WASHINGTON, D.C. – Charles Ortel, Wall Street analyst, says it is unlikely that the Democratic party wins the upcoming presidential election, even though mainstream media and academic “thought-leaders” are stridently against Donald Trump.
Speaking in an interview with FNA, Charles Ortel said, “Both established parties in the US have propelled us into wars and military action. This explains, in part, why Americans are increasingly rejecting the failed military (and economic) policies of these parties, choosing instead to vote as independents.”
Charles Ortel is an investor, writer, economist and geopolitics analyst. He appears frequently in the print, radio and TV media and discusses dangers posed by structural changes in the global economy. Mr. Ortel graduated from Harvard Business School.
Below is the full text of the interview:
Q: How do Democrats claim they are against wars, while no president from the Democratic party, similar to the Republican presidents, has ever prevented the wars the US has waged in four corners of the world?
A: The Obama Administration destabilized numerous foreign nations, particularly in the Middle East. Both established parties in the US have propelled us into wars and military action. This explains, in part, why Americans are increasingly rejecting the failed military (and economic) policies of these parties, choosing instead to vote as independents.
Some problems are intractable, but many problems do get solved, short of going to war or using force. As President Eisenhower warned in January 1961, the “military-industrial complex” is tough to control, and actually can gain promoting conflict. That complex has widened to include other promoters of “unregulated globalism” including academia, media, and financial investors.
I believe Americans across the political spectrum are fed up with political insiders and truly seek profound reforms that will lessen the scale and police the corruption of the “Deep State” so much in evidence particularly from September 2001 forward.
Q. Do you believe the Democrats are able to address the challenges inside their own party?
A: In the 1960s, when President Johnson sold the “Great Society” to Americans, military spending was vast in comparison to spending on social welfare programs, as you can see by looking through data found in the National Income and Product Account Tables available online through the US Bureau of Economic Analysis. Then the US economy was also vast, while nations including China and India were not engaged in world markets.
Since 1989, policies of both parties failed most workers by allowing, even encouraging, businesses to replace expensive workers with less expensive foreign employees. Meanwhile, social welfare spending soared. By 2002, outsourcing started to become less interesting than replacing human labor with advanced machine-based solutions, a course that has only accelerated.
Because most Democrats remain rooted in their past and refuse to examine evident economic realities, they are not capable of promoting private-sector job growth. Instead, they attract voters with handouts that are tougher and tougher to finance.
Independent-minded Americans and conservative Republicans correctly view traditional Democrats as untethered to modern reality. Testament to inherent weakness among Democrats is their standard-bearer, Joe Biden, a failed relic, and longtime DC insider with no private sector experience and suspicious wealth.
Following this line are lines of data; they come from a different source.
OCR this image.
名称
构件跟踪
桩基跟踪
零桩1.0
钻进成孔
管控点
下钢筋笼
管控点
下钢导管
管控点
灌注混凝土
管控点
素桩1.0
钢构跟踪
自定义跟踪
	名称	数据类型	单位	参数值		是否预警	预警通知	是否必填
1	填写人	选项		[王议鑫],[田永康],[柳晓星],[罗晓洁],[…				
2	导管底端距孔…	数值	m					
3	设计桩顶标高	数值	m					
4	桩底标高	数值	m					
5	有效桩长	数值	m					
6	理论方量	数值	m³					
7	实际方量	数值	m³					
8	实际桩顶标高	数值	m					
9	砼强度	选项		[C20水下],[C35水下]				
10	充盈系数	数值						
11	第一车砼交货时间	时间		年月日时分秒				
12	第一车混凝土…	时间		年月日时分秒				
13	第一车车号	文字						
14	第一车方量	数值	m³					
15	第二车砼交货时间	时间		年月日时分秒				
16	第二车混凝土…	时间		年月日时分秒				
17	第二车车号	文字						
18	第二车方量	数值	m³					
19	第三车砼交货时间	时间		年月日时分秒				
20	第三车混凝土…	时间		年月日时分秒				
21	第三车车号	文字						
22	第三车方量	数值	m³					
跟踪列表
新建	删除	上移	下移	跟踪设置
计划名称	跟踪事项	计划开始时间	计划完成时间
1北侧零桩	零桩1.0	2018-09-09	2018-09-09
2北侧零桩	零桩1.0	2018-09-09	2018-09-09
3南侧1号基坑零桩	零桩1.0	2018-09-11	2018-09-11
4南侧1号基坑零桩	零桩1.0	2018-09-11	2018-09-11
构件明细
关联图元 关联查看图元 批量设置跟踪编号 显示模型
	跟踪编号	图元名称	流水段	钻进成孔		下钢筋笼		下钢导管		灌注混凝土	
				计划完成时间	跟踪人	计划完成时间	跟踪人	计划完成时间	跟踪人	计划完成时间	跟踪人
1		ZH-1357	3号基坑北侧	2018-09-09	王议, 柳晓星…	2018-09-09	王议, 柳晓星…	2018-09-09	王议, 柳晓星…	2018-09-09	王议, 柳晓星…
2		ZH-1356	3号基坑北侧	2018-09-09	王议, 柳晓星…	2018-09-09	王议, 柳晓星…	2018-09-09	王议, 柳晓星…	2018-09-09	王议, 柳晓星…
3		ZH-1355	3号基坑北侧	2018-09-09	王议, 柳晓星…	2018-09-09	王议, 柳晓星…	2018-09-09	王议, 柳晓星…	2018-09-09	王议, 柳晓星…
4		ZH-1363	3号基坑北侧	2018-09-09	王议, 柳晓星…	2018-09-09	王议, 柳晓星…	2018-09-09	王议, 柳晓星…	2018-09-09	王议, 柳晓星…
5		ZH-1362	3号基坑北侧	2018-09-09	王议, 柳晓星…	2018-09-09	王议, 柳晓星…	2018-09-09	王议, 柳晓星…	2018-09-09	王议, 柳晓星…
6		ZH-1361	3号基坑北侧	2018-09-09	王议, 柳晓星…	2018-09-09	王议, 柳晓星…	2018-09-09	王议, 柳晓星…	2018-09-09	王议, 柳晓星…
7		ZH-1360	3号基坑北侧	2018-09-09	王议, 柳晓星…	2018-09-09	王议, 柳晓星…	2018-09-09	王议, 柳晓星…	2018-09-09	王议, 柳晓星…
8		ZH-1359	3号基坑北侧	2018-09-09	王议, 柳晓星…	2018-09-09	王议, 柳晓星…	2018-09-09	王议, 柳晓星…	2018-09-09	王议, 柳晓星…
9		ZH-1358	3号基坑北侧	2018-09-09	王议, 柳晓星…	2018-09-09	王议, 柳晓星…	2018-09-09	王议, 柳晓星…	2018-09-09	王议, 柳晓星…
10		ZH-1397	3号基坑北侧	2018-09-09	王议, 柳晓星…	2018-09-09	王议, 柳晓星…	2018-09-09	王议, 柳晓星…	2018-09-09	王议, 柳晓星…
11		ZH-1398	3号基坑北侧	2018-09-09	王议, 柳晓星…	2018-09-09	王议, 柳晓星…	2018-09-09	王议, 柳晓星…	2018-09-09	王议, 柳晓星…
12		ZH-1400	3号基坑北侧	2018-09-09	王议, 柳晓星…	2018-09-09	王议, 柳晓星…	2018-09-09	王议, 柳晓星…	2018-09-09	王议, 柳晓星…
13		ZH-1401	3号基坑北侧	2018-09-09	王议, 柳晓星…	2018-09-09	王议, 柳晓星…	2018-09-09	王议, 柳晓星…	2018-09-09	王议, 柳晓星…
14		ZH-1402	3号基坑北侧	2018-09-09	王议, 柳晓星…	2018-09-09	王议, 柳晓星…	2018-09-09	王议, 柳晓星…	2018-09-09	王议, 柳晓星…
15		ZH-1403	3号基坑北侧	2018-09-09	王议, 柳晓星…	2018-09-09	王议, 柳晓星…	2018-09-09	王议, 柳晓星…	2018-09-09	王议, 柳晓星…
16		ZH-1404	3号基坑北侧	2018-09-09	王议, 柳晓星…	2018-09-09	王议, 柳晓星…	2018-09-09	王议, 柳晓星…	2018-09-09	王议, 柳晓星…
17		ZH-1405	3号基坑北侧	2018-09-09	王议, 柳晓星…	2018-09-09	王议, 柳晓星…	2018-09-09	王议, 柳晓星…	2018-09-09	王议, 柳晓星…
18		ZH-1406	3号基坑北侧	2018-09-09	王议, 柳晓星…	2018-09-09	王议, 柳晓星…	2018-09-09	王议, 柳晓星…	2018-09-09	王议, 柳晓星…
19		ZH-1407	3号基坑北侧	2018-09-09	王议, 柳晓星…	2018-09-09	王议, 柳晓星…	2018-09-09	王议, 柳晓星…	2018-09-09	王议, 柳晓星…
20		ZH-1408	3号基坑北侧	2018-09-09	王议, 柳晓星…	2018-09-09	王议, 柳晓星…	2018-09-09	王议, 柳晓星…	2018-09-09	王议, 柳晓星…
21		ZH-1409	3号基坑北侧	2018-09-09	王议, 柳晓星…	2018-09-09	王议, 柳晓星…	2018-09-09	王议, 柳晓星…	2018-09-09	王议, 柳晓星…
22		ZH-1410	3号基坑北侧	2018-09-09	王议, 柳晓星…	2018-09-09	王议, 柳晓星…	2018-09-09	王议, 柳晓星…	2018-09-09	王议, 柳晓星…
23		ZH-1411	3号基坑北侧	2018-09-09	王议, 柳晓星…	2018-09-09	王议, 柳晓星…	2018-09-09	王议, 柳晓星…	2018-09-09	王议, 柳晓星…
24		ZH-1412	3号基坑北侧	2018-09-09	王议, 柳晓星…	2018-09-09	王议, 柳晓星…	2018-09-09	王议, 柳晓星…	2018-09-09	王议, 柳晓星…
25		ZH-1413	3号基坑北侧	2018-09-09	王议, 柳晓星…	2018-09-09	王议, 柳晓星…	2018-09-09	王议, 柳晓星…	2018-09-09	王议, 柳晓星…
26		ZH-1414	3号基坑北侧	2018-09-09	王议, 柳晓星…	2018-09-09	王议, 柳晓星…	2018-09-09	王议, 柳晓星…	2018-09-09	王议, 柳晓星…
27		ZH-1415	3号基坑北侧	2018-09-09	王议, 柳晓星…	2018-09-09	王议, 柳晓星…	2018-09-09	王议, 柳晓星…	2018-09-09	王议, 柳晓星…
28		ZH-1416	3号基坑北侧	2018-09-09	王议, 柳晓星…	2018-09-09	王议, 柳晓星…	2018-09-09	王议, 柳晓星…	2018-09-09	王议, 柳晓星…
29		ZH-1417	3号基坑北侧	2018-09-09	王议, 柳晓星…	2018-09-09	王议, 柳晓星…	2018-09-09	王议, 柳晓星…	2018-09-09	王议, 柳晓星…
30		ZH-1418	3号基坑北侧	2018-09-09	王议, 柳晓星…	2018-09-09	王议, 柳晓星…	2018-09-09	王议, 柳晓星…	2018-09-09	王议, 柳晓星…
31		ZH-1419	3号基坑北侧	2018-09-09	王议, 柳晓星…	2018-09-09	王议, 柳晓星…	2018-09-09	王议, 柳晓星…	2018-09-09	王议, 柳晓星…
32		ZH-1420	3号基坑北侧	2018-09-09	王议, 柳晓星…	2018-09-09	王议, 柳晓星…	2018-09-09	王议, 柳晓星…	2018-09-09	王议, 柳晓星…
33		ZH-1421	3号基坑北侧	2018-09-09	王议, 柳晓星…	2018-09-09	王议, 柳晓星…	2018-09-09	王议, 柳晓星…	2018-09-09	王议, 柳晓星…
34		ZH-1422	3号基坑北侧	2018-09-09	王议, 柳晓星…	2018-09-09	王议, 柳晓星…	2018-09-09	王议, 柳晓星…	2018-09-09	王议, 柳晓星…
Q: Trump has stoked outrage between local supporters and international allies since he took office; but, do you believe anger at Trump will help Democrats win the upcoming election?
A: To handicap 2020 election results, one must examine situations in key states, remembering that mainstream media and academic “thought-leaders” are stridently anti-Trump.
Polls can be highly misleading as they proved to be in 2016. First, respondents are wary of pollsters and of telling their true feelings to strangers. Second, good polls focus upon likely voters, not the broader class of registered voters as many registered voters do not vote. Third, polls must judge what proportion of Democrats, Republicans and independents to include and frequently over sample Democrats. Finally, polls can manipulate voter preferences by asking questions about issues that slant against an incumbent or a challenger.
Anger is seldom a winning political platform throughout American history. Moreover, slogans and empty promises brought us an Obama Administration whose record is increasingly seen as woeful. Much can happen between now and 3 November 2020, including a deeper focus upon Joe Biden’s actual record and his family’s suspicious prosperity. Unless Democrats reject their “soak the rich”, big-spending impulses, and craft credible, modern platform points, I believe they will suffer again in 2020, possibly more than they did in 2016.